Justice for Chol Soo Lee
Southside People's Art Collective
Offset,1989
Sacramento, CA
53729
Poster Text: Korean immigrant imprisoned for murder he did not commit
Demand Re-Trial For Chol Soo Lee!
In 1973, Chol Soo Lee, a 21-year-old Korean immigrant, was sentenced to life in prison for a crime he did not commit. A new documentary, entitled “Free Chol Soo Lee,” premiered last month, 39 years after he was freed from prison. It follows the complicated story of Chol Soo as a victim of the school-to-prison pipeline, racial profiling, and America’s racist “justice” system.
Chol Soo Lee was born in Seoul, Korea during the Korean War (1950-53). His birth was the result of a rape. Ostracized by her family, his mother emigrated to the US without him. When he was 12, he emigrated to live with his mother in San Francisco.
The transition to a new country was not easy. Chol Soo had difficulty communicating in English and at school fought with peers and staff. He served time in juvenile detention and a psychiatric facility and was eventually dragged deeper into the school-to-prison pipeline.
In June 1973, Yip Yee Tak, a member of the Chinese American gang Wah Ching, was gunned down in Chinatown, San Francisco.

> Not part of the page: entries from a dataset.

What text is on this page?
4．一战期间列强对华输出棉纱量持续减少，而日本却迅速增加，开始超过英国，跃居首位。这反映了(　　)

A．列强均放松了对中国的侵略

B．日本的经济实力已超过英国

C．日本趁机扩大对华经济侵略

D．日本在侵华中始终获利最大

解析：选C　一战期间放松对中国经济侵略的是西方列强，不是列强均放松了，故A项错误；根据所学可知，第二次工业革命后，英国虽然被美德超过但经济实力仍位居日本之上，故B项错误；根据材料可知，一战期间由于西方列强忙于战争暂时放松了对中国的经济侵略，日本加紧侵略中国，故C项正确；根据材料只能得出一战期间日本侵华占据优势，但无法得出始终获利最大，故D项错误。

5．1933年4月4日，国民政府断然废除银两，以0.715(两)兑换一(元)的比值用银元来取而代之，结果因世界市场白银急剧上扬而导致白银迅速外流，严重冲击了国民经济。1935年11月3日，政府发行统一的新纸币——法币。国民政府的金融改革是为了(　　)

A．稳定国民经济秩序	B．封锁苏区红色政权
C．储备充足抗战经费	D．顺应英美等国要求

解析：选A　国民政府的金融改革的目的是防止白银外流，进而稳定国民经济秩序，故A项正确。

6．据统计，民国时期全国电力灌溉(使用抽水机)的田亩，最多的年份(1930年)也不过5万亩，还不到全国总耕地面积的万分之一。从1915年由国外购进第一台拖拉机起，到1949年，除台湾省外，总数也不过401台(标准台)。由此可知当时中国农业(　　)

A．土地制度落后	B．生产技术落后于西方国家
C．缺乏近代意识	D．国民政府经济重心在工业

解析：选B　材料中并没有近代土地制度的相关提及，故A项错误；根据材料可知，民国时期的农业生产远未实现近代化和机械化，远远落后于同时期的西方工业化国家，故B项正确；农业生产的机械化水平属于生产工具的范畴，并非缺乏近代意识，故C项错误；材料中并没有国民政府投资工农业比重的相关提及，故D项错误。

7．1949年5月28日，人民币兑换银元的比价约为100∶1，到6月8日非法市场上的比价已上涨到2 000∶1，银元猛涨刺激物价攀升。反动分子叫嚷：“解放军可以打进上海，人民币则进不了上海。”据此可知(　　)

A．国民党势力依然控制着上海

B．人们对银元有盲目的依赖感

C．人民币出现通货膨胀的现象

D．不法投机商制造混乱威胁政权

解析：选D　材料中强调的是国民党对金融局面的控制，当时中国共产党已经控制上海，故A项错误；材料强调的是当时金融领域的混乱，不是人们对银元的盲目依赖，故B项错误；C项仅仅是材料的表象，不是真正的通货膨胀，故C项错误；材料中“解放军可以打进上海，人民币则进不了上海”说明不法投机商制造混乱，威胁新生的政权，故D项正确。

Chol Soo was picked up by police after three white tourists placed him at the scene of the murder. There was no material evidence to justify their claims. Despite his innocence, Lee spent 10 years in San Quentin State Prison, eight of which were on death row.
While telling Chol Soo’s story, the documentary shows that justice works differently when the person on trial isn’t white. Chol Soo’s conviction and subsequent trial sparked a grassroots social justice movement and the formation of the Chol Soo Lee Defense Committee, a landmark pan-Asian American solidarity movement which led to his release in 1983. “Free Chol Soo Lee” became their battle cry. This phrase meant to rectify his conviction, prove Chol Soo’s innocence, and call attention to the blatantly racist system which kept Chol Soo Lee imprisoned for a decade. He died in 2014, he was 62.